APPEAL OF ARBITRATION AWARD

APPEAL OF ARBITRATION AWARD

Country-Wide Ins. Co. v TC Acupuncture, P.C. 2016 NY Slip Op 05104 http://www.nycourts.gov/reporter/3dseries/2016/2016_05104.htm

Provider commenced an arbitration against insurance company.  Insurer, relying on State Farm Mut. Auto Ins. Co. v Mallela (4 NY3d 313 [2005]), asserted that it could withhold payment because provider was fraudulently incorporated. The lower arbitrator awarded provider full reimbursement, and found that insurer failed to meet its burden of providing clear and convincing evidence showing that respondent was fraudulently incorporated. On appeal, the master arbitrator affirmed the arbitration award and rejected petitioner’s argument that its burden of proof on its Mallela defense should have been preponderance of the evidence.

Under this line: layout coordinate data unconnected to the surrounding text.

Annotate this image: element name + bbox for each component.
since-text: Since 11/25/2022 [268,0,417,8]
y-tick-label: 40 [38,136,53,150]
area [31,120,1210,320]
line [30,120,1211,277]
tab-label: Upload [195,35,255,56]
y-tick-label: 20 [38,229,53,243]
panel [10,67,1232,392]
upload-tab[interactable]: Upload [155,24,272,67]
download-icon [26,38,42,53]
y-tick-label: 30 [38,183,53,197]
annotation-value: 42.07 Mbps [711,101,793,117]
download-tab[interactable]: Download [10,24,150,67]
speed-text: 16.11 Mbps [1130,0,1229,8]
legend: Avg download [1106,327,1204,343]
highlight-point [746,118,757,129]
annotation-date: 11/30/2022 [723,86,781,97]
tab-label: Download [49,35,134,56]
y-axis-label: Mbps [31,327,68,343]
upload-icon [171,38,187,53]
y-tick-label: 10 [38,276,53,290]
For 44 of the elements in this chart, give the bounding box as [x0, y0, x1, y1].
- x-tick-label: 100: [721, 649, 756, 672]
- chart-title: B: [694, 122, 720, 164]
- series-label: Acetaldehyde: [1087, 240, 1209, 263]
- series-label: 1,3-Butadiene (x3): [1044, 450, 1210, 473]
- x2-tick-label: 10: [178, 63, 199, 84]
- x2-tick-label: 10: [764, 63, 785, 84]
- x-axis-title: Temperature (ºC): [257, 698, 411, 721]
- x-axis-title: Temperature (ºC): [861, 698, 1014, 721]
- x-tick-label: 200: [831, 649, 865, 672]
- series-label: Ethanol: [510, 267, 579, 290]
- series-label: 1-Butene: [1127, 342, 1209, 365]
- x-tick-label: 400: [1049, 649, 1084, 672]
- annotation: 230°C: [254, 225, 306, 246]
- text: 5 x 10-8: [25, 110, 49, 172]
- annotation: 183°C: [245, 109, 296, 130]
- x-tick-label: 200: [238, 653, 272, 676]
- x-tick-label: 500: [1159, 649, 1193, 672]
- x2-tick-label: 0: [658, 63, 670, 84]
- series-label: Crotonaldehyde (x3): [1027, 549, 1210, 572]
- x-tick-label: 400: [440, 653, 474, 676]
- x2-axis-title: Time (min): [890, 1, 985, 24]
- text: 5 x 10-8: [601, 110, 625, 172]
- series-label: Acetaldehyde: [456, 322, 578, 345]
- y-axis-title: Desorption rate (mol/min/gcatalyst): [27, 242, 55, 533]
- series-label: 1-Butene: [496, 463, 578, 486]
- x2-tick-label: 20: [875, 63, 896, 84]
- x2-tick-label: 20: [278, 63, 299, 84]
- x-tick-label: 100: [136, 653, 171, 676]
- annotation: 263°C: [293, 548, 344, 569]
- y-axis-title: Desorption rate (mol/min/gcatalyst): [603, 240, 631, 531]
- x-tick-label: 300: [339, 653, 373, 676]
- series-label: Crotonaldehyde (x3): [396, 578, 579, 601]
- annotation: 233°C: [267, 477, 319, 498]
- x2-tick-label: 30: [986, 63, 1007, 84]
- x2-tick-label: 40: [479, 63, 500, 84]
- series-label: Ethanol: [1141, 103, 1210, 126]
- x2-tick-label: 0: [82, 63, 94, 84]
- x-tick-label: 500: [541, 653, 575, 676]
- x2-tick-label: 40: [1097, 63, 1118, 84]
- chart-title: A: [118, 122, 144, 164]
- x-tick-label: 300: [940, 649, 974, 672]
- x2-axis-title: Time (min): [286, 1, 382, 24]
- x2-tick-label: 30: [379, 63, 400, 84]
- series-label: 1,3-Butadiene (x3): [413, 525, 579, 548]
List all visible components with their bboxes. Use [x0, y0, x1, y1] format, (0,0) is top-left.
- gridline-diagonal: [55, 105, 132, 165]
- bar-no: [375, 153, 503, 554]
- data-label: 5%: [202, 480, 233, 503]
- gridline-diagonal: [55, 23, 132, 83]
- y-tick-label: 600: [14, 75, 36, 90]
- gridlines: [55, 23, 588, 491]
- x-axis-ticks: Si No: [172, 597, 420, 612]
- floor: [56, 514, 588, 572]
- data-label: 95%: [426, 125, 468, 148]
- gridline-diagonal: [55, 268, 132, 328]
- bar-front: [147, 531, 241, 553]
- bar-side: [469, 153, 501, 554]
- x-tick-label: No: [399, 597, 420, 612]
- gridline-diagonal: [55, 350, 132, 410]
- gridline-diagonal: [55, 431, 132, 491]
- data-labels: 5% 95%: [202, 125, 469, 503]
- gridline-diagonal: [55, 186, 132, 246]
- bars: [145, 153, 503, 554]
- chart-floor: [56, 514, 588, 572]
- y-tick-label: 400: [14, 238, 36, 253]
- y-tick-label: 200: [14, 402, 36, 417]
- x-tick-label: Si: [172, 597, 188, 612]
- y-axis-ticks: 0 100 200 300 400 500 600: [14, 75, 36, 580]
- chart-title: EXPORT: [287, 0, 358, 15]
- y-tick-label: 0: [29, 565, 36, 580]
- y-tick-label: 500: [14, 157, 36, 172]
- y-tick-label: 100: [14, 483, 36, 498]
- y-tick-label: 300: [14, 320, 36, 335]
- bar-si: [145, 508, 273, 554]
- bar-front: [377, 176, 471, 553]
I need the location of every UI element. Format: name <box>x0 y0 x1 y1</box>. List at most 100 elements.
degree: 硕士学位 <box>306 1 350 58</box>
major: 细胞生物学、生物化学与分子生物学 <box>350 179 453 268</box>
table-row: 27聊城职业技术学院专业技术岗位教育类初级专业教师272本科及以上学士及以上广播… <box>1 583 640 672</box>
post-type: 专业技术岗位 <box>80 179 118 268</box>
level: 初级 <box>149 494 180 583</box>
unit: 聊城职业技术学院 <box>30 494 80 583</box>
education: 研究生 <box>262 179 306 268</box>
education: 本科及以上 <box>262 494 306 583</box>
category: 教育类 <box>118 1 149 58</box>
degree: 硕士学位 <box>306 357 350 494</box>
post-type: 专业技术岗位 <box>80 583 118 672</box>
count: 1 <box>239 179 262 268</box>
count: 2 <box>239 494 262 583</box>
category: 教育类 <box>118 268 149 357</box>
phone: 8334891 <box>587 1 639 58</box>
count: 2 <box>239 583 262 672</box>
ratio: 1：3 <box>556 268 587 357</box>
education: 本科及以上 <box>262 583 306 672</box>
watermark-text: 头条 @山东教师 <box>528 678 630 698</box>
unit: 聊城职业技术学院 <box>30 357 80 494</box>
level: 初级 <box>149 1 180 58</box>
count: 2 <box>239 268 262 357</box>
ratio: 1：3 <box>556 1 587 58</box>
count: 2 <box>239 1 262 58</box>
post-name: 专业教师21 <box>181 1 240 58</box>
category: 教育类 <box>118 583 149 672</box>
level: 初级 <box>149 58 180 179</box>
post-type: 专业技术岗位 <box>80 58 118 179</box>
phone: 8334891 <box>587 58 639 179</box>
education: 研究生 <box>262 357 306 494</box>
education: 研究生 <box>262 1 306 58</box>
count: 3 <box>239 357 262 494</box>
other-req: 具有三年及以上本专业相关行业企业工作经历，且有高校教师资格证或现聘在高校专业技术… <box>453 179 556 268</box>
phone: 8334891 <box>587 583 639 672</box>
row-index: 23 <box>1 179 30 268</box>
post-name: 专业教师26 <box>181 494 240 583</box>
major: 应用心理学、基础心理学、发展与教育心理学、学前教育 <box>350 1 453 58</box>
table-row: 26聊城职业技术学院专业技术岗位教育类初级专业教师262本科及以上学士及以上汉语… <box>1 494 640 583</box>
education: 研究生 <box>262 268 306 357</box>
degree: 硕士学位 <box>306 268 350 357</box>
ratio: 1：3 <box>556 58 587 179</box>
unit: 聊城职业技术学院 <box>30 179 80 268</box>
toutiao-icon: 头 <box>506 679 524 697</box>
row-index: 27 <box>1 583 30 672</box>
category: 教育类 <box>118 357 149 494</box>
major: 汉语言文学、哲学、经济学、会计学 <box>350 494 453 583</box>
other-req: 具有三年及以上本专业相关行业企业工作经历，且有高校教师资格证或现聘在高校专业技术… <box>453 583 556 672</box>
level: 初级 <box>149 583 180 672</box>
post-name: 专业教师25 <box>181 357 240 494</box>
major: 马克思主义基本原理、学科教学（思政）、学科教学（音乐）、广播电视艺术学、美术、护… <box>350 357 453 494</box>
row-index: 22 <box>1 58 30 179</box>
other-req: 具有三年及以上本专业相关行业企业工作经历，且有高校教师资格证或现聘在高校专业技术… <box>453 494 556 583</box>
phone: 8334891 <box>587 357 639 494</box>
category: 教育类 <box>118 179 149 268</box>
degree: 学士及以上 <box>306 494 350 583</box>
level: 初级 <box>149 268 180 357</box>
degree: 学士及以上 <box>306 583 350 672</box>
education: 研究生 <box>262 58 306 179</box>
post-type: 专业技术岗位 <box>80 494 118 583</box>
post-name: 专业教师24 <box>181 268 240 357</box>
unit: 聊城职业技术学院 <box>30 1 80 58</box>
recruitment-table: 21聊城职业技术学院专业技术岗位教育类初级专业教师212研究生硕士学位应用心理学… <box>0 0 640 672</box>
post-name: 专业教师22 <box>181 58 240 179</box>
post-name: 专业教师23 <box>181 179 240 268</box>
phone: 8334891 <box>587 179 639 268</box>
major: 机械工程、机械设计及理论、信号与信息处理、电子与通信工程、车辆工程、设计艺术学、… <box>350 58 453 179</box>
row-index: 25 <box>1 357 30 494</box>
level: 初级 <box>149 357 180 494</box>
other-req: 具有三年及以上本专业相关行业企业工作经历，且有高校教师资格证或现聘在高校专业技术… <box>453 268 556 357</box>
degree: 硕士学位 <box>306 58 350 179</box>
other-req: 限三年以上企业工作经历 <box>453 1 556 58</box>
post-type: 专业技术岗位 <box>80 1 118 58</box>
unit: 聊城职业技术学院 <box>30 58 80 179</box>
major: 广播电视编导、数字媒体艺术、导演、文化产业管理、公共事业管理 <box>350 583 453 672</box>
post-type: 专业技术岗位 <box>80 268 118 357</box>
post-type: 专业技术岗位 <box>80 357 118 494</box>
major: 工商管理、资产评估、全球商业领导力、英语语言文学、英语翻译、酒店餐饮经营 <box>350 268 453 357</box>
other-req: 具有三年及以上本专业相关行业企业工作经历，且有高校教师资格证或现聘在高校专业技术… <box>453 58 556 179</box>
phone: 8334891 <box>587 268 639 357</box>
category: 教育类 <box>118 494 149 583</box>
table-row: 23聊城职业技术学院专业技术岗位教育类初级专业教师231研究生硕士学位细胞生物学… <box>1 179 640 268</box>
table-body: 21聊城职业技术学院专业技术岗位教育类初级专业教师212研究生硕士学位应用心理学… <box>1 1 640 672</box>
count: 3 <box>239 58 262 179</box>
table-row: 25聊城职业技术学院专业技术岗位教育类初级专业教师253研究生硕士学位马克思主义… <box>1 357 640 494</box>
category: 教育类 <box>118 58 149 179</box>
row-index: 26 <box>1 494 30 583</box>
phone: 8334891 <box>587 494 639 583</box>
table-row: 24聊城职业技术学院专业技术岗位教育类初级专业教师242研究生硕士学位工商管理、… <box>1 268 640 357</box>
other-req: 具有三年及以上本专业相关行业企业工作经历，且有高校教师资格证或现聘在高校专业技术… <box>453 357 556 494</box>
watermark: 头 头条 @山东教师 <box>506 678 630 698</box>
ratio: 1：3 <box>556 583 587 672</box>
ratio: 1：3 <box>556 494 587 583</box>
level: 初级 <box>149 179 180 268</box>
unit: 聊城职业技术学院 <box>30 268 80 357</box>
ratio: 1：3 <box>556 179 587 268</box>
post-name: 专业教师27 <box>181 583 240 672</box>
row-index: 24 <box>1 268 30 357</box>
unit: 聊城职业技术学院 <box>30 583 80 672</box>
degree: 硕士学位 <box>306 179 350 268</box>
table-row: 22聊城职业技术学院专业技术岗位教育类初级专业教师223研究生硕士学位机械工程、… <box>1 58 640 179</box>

The Supreme Court reversed and found in favor of the the insurer the Appellate Division reversed and affirmed the Master, saying:

Supreme Court erred in vacating the master arbitrator’s award on the ground that the master arbitrator mistakenly applied the wrong burden of proof to petitioner’s Mallela defense. Even assuming, without deciding, that the master arbitrator applied the wrong burden of proof, the award is not subject to vacatur on that ground (Matter of New York State Correctional Officers & Police Benevolent Assn. v State of New York, 94 NY2d 321, 326 [1999]). Nor is there any other basis for vacating the award (see id.; see also CPLR 7511[b][1]).

Once again, although the Court did not cite Petrofsky, it is well established that unless an arbitrator’s award is so irrational that it is not subject to the same reviews a trial court would be subject to.